Wednesday, April 2, 2008

Poor people are different

As an econ student, it's interesting when an idea puts everything you know into contention. For example:


In the community of people dedicated to analyzing poverty, one of the sharpest debates is over why some poor people act in ways that ensure their continued indigence. Compared with the middle class or the wealthy, the poor are disproportionately likely to drop out of school, to have children while in their teens, to abuse drugs, to commit crimes, to not save when extra money comes their way, to not work.

To an economist, this is irrational behavior. It might make sense for a wealthy person to quit his job, or to eschew education or develop a costly drug habit. But a poor person, having little money, would seem to have the strongest incentive to subscribe to the Puritan work ethic, since each dollar earned would be worth more to him than to someone higher on the income scale. Social conservatives have tended to argue that poor people lack the smarts or willpower to make the right choices. Social liberals have countered by blaming racial prejudice and the crippling conditions of the ghetto for denying the poor any choice in their fate. Neoconservatives have argued that antipoverty programs themselves are to blame for essentially bribing people to stay poor.

Karelis, a professor at George Washington University, has a simpler but far more radical argument to make: traditional economics just doesn't apply to the poor. When we're poor, Karelis argues, our economic worldview is shaped by deprivation, and we see the world around us not in terms of goods to be consumed but as problems to be alleviated. This is where the bee stings come in: A person with one bee sting is highly motivated to get it treated. But a person with multiple bee stings does not have much incentive to get one sting treated, because the others will still throb. The more of a painful or undesirable thing one has (i.e. the poorer one is) the less likely one is to do anything about any one problem. Poverty is less a matter of having few goods than having lots of problems.

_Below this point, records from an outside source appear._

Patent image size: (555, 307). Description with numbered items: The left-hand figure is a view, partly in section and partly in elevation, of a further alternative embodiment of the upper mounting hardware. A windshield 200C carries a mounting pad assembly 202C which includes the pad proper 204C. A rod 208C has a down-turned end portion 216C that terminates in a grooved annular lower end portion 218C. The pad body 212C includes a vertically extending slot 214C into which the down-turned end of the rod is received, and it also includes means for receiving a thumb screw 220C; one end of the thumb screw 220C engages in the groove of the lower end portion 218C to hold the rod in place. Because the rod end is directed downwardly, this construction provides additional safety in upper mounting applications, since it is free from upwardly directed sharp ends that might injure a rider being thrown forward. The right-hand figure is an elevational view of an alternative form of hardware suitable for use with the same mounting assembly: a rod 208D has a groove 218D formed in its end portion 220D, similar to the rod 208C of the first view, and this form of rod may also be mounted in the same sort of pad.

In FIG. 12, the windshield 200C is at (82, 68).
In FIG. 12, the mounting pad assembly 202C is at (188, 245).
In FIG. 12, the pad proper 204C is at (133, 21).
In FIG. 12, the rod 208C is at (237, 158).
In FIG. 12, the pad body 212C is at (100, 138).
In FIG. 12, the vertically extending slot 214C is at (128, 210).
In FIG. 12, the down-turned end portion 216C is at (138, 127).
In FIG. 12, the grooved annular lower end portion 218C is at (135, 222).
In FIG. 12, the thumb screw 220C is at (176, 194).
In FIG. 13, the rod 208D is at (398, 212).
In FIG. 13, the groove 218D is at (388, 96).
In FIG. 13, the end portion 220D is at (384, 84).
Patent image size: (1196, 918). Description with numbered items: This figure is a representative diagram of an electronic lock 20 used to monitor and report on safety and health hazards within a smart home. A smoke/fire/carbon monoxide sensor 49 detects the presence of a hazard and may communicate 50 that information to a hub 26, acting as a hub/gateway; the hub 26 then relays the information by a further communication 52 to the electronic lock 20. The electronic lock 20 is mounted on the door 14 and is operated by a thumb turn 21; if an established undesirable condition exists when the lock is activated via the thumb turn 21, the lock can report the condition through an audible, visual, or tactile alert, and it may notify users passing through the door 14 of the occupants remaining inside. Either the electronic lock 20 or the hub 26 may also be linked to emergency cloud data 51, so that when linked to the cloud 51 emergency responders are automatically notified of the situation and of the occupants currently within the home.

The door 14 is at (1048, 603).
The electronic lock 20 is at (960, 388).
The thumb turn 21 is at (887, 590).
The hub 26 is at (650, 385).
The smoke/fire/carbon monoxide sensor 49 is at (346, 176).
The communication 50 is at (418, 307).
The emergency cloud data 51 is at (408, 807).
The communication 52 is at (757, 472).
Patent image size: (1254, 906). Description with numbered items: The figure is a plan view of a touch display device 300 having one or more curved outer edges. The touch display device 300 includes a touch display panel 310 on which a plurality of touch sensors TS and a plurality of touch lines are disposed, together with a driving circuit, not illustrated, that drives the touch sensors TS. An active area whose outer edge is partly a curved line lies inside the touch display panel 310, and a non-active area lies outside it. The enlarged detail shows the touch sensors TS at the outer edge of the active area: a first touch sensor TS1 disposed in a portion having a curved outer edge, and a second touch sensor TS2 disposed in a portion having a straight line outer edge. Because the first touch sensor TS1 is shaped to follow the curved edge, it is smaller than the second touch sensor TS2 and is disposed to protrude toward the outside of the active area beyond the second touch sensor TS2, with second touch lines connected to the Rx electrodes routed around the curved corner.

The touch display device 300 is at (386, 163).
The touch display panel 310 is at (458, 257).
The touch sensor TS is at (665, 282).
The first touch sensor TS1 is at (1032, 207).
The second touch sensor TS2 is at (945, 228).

Poverty and wealth, by this logic, don't just fall along a continuum the way hot and cold or short and tall do. They are instead fundamentally different experiences, each working on the human psyche in its own way. At some point between the two, people stop thinking in terms of goods and start thinking in terms of problems, and that shift has enormous consequences. Perhaps because economists, by and large, are well-off, he suggests, they've failed to see the shift at all.
Still, there's little to no data to support his assertions, but fundamentally to call into question the law of marginal utility is an interesting view. There's untold of cases of poor people working hard, so it's hard to take his view at face value.